Clinicamente, essas experiências são frequentemente tratadas com antipsicóticos e terapias cognitivo-comportamentais, mas a neurobiologia destaca a importância de considerar fatores culturais, pois em sociedades ocidentais, todos os tipos de possessões são medicalizados como patologias, enquanto em contextos não propriamente “ortodoxos”, como na África ou na América Latina, elas podem ser vistas como normais ou terapêuticas, evitando assim o estigma da doença mental.
Transitando para contextos culturalmente aceitos, as possessões em rituais religiosos, como no candomblé brasileiro ou em cultos afro-brasileiros, são entendidas como estados alterados de consciência voluntários ou induzidos, onde o indivíduo “incorpora” entidades espirituais para fins de cura, adivinhação ou integração social, e estudos antropológicos com viés neurocientífico sugerem que esses estados envolvem mecanismos dissociativos semelhantes aos clínicos, mas adaptativos, com ativação de redes neurais que promovem analgesia, euforia e coesão grupal; por exemplo, durante rituais de possessão, observam-se alterações no EEG com aumento de ondas theta e gamma, associadas a estados meditativos profundos e integração sensorial, similar ao observado em praticantes de meditação que relatam experiências de “união” ou perda temporária do self egóico (Cohen, 2007).

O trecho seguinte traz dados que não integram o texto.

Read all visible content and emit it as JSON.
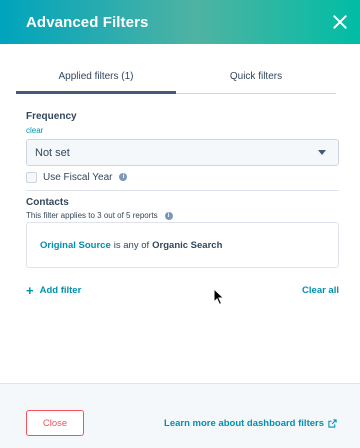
{
  "header": {
    "title": "Advanced Filters"
  },
  "tabs": [
    {
      "label": "Applied filters (1)",
      "active": true
    },
    {
      "label": "Quick filters",
      "active": false
    }
  ],
  "frequency": {
    "label": "Frequency",
    "clear_label": "clear",
    "selected": "Not set",
    "fiscal_year_label": "Use Fiscal Year",
    "fiscal_year_checked": false
  },
  "contacts": {
    "label": "Contacts",
    "applies_text": "This filter applies to 3 out of 5 reports",
    "filter": {
      "property": "Original Source",
      "operator": "is any of",
      "value": "Organic Search"
    }
  },
  "actions": {
    "add_filter": "Add filter",
    "clear_all": "Clear all"
  },
  "footer": {
    "close_label": "Close",
    "learn_more": "Learn more about dashboard filters"
  },
  "colors": {
    "header_start": "#00a4bd",
    "header_end": "#00bda5",
    "link": "#0091ae",
    "close_button": "#f2545b"
  },
  "icons": [
    "close-icon",
    "caret-down-icon",
    "info-icon",
    "plus-icon",
    "external-link-icon",
    "mouse-cursor-icon"
  ]
}
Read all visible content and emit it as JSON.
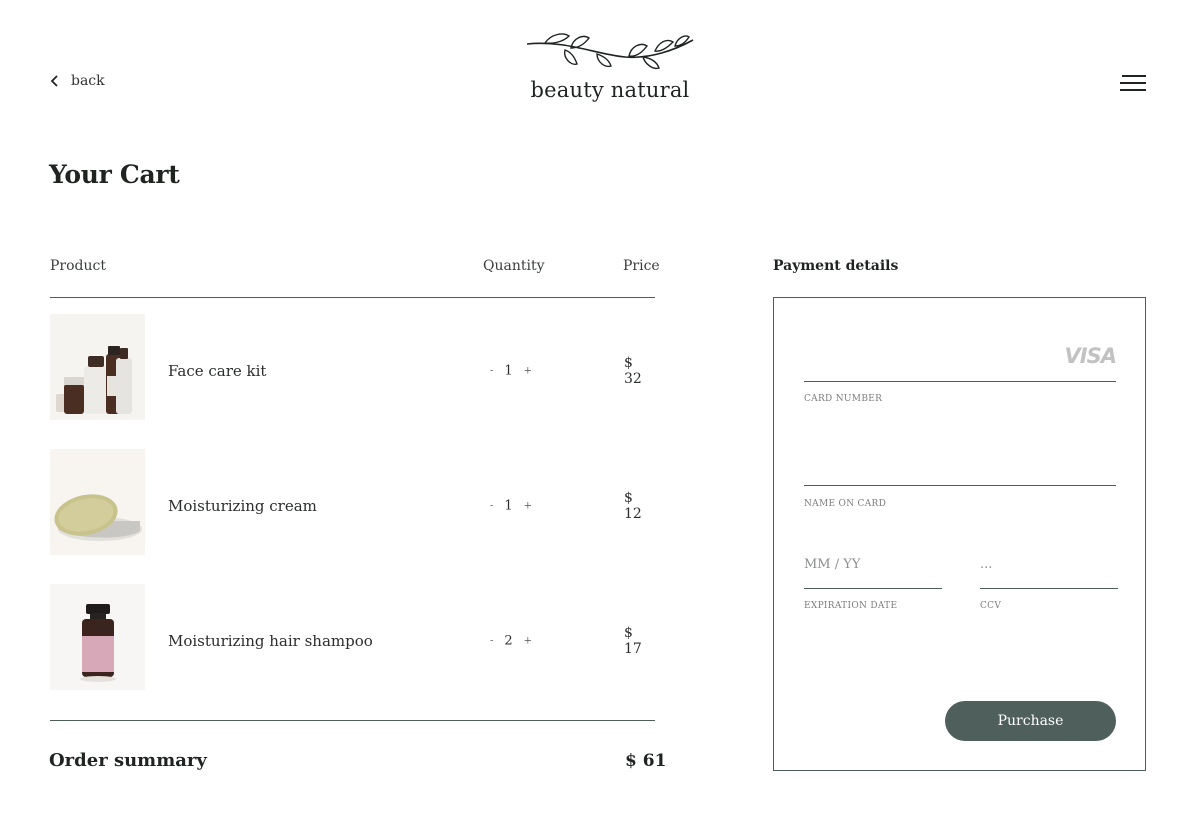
{
  "nav": {
    "back_label": "back",
    "brand": "beauty natural"
  },
  "cart": {
    "title": "Your Cart",
    "headers": {
      "product": "Product",
      "quantity": "Quantity",
      "price": "Price"
    },
    "items": [
      {
        "name": "Face care kit",
        "qty": "1",
        "price": "$ 32",
        "minus": "-",
        "plus": "+"
      },
      {
        "name": "Moisturizing cream",
        "qty": "1",
        "price": "$ 12",
        "minus": "-",
        "plus": "+"
      },
      {
        "name": "Moisturizing hair shampoo",
        "qty": "2",
        "price": "$ 17",
        "minus": "-",
        "plus": "+"
      }
    ],
    "summary_label": "Order summary",
    "summary_total": "$ 61"
  },
  "payment": {
    "title": "Payment details",
    "card_brand": "VISA",
    "card_number_label": "CARD NUMBER",
    "name_label": "NAME ON CARD",
    "expiry_placeholder": "MM / YY",
    "expiry_label": "EXPIRATION DATE",
    "ccv_placeholder": "...",
    "ccv_label": "CCV",
    "purchase_label": "Purchase"
  },
  "colors": {
    "accent": "#4f5f5b",
    "line": "#4d5e59",
    "text": "#1f2421"
  }
}
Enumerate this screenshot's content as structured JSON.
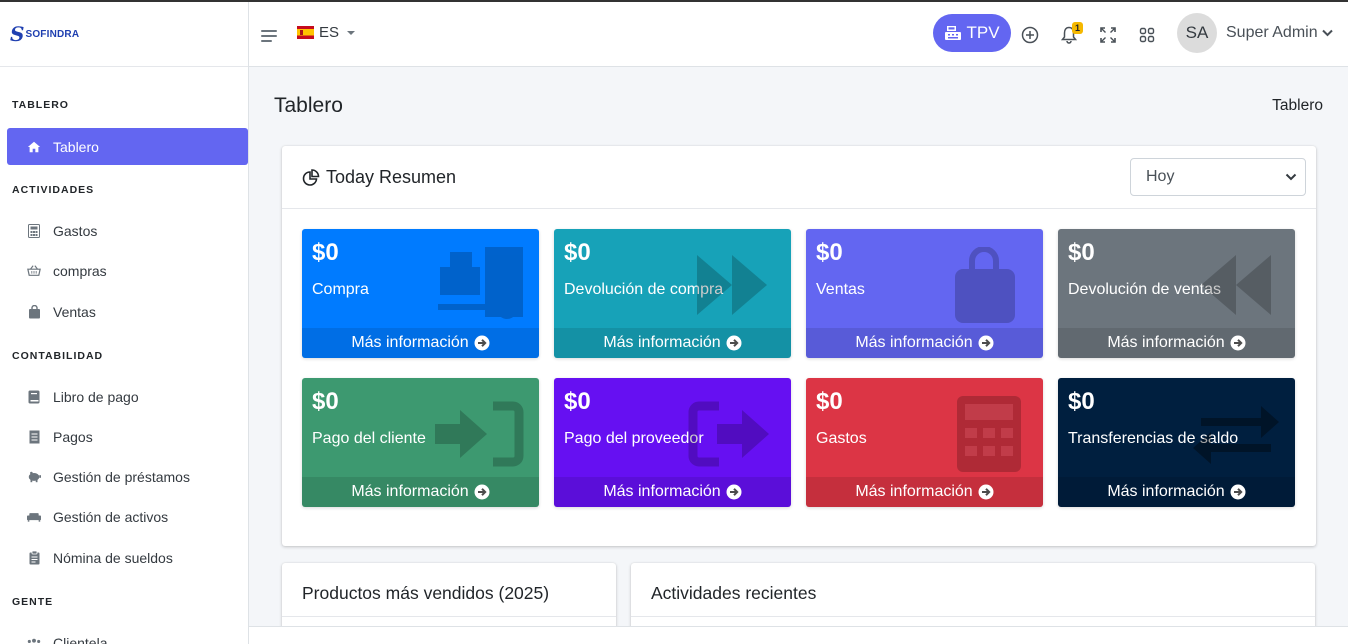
{
  "brand": {
    "logo_letter": "S",
    "logo_text": "SOFINDRA"
  },
  "sidebar": {
    "sections": [
      {
        "header": "TABLERO"
      },
      {
        "header": "ACTIVIDADES"
      },
      {
        "header": "CONTABILIDAD"
      },
      {
        "header": "GENTE"
      }
    ],
    "items": [
      {
        "label": "Tablero",
        "icon": "home-icon",
        "active": true
      },
      {
        "label": "Gastos",
        "icon": "calculator-icon"
      },
      {
        "label": "compras",
        "icon": "basket-icon"
      },
      {
        "label": "Ventas",
        "icon": "shopping-bag-icon"
      },
      {
        "label": "Libro de pago",
        "icon": "book-icon"
      },
      {
        "label": "Pagos",
        "icon": "receipt-icon"
      },
      {
        "label": "Gestión de préstamos",
        "icon": "piggy-bank-icon"
      },
      {
        "label": "Gestión de activos",
        "icon": "couch-icon"
      },
      {
        "label": "Nómina de sueldos",
        "icon": "clipboard-icon"
      },
      {
        "label": "Clientela",
        "icon": "users-icon"
      }
    ]
  },
  "navbar": {
    "language": "ES",
    "tpv_label": "TPV",
    "notification_count": "1",
    "avatar_initials": "SA",
    "user_name": "Super Admin"
  },
  "page": {
    "title": "Tablero",
    "breadcrumb": "Tablero"
  },
  "summary": {
    "title": "Today Resumen",
    "period_selected": "Hoy",
    "more_info_label": "Más información",
    "boxes": [
      {
        "amount": "$0",
        "label": "Compra",
        "color": "#007bff",
        "icon": "dolly-icon"
      },
      {
        "amount": "$0",
        "label": "Devolución de compra",
        "color": "#17a2b8",
        "icon": "forward-icon"
      },
      {
        "amount": "$0",
        "label": "Ventas",
        "color": "#6366f1",
        "icon": "shopping-bag-icon"
      },
      {
        "amount": "$0",
        "label": "Devolución de ventas",
        "color": "#6c757d",
        "icon": "backward-icon"
      },
      {
        "amount": "$0",
        "label": "Pago del cliente",
        "color": "#3d9970",
        "icon": "sign-in-icon"
      },
      {
        "amount": "$0",
        "label": "Pago del proveedor",
        "color": "#6610f2",
        "icon": "sign-out-icon"
      },
      {
        "amount": "$0",
        "label": "Gastos",
        "color": "#dc3545",
        "icon": "calculator-icon"
      },
      {
        "amount": "$0",
        "label": "Transferencias de saldo",
        "color": "#001f3f",
        "icon": "exchange-icon"
      }
    ]
  },
  "panels": {
    "top_products_title": "Productos más vendidos (2025)",
    "recent_activity_title": "Actividades recientes"
  }
}
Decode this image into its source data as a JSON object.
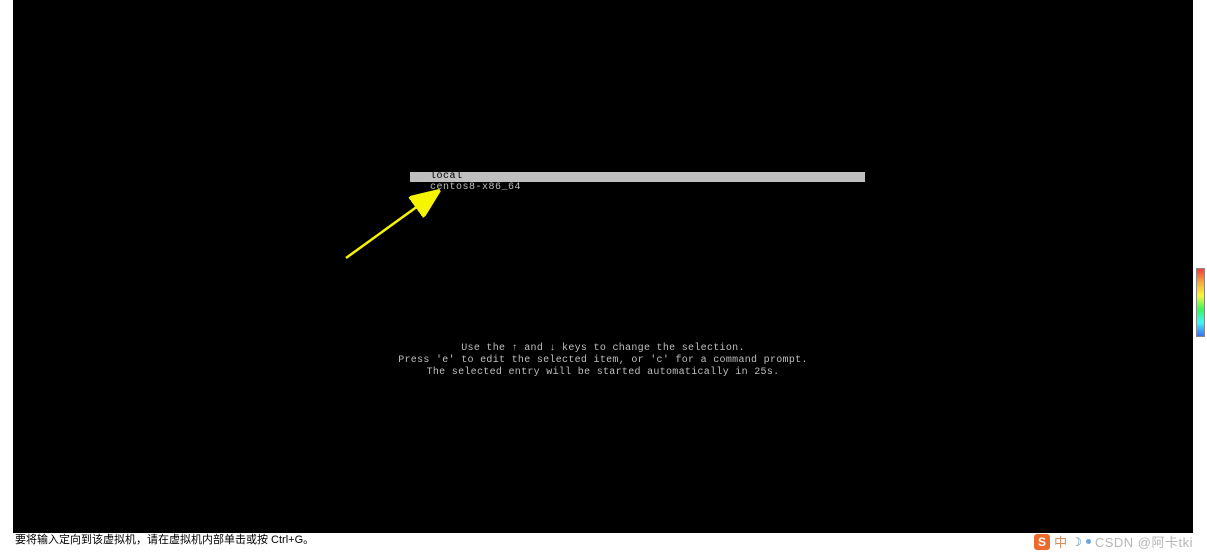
{
  "boot_menu": {
    "items": [
      {
        "label": "local",
        "selected": true
      },
      {
        "label": "centos8-x86_64",
        "selected": false
      }
    ]
  },
  "help": {
    "line1": "Use the ↑ and ↓ keys to change the selection.",
    "line2": "Press 'e' to edit the selected item, or 'c' for a command prompt.",
    "line3_prefix": "The selected entry will be started automatically in ",
    "countdown": "25",
    "line3_suffix": "s."
  },
  "status_bar": {
    "message": "要将输入定向到该虚拟机，请在虚拟机内部单击或按 Ctrl+G。"
  },
  "watermark": {
    "badge": "S",
    "chinese": "中",
    "moon": "☽",
    "text": "CSDN @阿卡tki"
  }
}
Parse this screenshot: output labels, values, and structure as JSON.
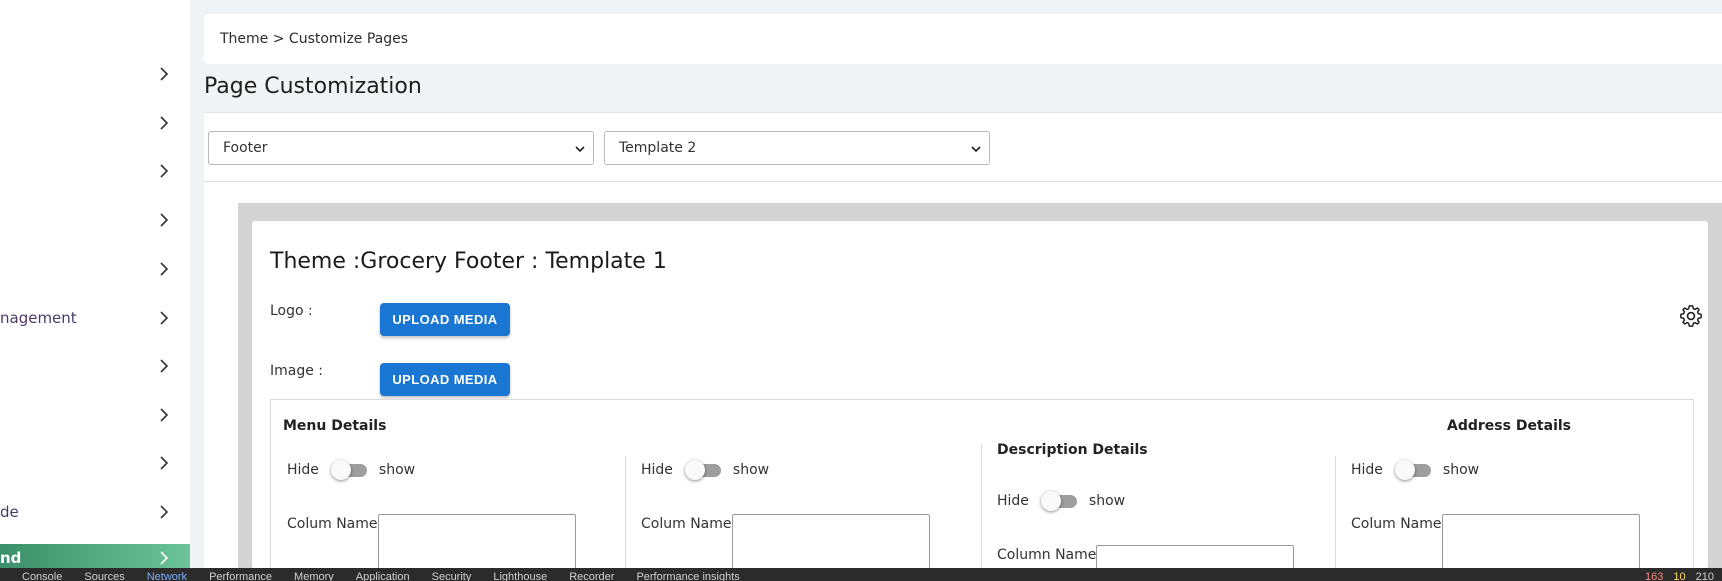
{
  "sidebar": {
    "items": [
      {
        "label": ""
      },
      {
        "label": ""
      },
      {
        "label": ""
      },
      {
        "label": ""
      },
      {
        "label": ""
      },
      {
        "label": "nagement"
      },
      {
        "label": ""
      },
      {
        "label": ""
      },
      {
        "label": ""
      },
      {
        "label": "de"
      },
      {
        "label": "nd"
      }
    ]
  },
  "breadcrumb": {
    "text": "Theme > Customize Pages"
  },
  "page": {
    "title": "Page Customization"
  },
  "selects": {
    "page_type": "Footer",
    "template": "Template 2"
  },
  "card": {
    "title": "Theme :Grocery Footer : Template 1",
    "logo_label": "Logo :",
    "image_label": "Image :",
    "upload_label": "UPLOAD MEDIA"
  },
  "details": {
    "menu": {
      "title": "Menu Details",
      "hide": "Hide",
      "show": "show",
      "field_label": "Colum Name"
    },
    "menu2": {
      "hide": "Hide",
      "show": "show",
      "field_label": "Colum Name"
    },
    "description": {
      "title": "Description Details",
      "hide": "Hide",
      "show": "show",
      "field_label": "Column Name"
    },
    "address": {
      "title": "Address Details",
      "hide": "Hide",
      "show": "show",
      "field_label": "Colum Name"
    }
  },
  "devtools": {
    "tabs": [
      "Console",
      "Sources",
      "Network",
      "Performance",
      "Memory",
      "Application",
      "Security",
      "Lighthouse",
      "Recorder",
      "Performance insights"
    ],
    "errors": "163",
    "warnings": "10",
    "info": "210"
  },
  "colors": {
    "accent": "#1976d2",
    "sidebar_active": "#3b8f6a",
    "background": "#f1f4f6"
  },
  "icons": [
    "chevron-right-icon",
    "chevron-down-icon",
    "gear-icon"
  ]
}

Pesquisas com neuroimagem funcional em indivíduos durante glossolalia, uma forma de “falar em línguas” frequentemente ligada a “possessões” pentecostais, mostram diminuição da atividade no córtex pré-frontal, responsável pelo controle volitivo, combinada com ativação no lobo parietal e no sistema límbico, o que sugere uma liberação intencional da agência pessoal para permitir a emergência de comportamentos automáticos interpretados como “possessão” divina, e esses padrões são comparáveis aos de hipnose ou transe, indicando que a possessão culturalmente aceita pode ser um mecanismo neuroplástico que reforça a resiliência emocional e a identidade coletiva (Newberg et al., 2006). Além disso, em estudos com xamãs indígenas ou médiuns espíritas, como no espiritismo kardecista brasileiro, experiências de transe/possessão envolvem modulações serotoninérgicas e endorfinérgicas, com evidências de que rituais repetitivos induzem liberação de serotonina do núcleo do rafe, promovendo sensações de bem-estar e redução de ansiedade, enquanto a dissociação permite processar traumas coletivos ou individuais de forma simbólica, sem os efeitos deletérios da patologia clínica (McNamara, 2009); nesse sentido, a neurobiologia revela que possessões culturais ativam o eixo hipotálamo-hipofisário-adrenal de maneira controlada, contrastando com a hiperativação crônica em casos clínicos, o que explica por que, em comunidades tradicionais, essas experiências funcionam como terapias, melhorando a coesão social e reduzindo conflitos interpessoais ao permitir a expressão de emoções reprimidas através de um “outro” espiritual.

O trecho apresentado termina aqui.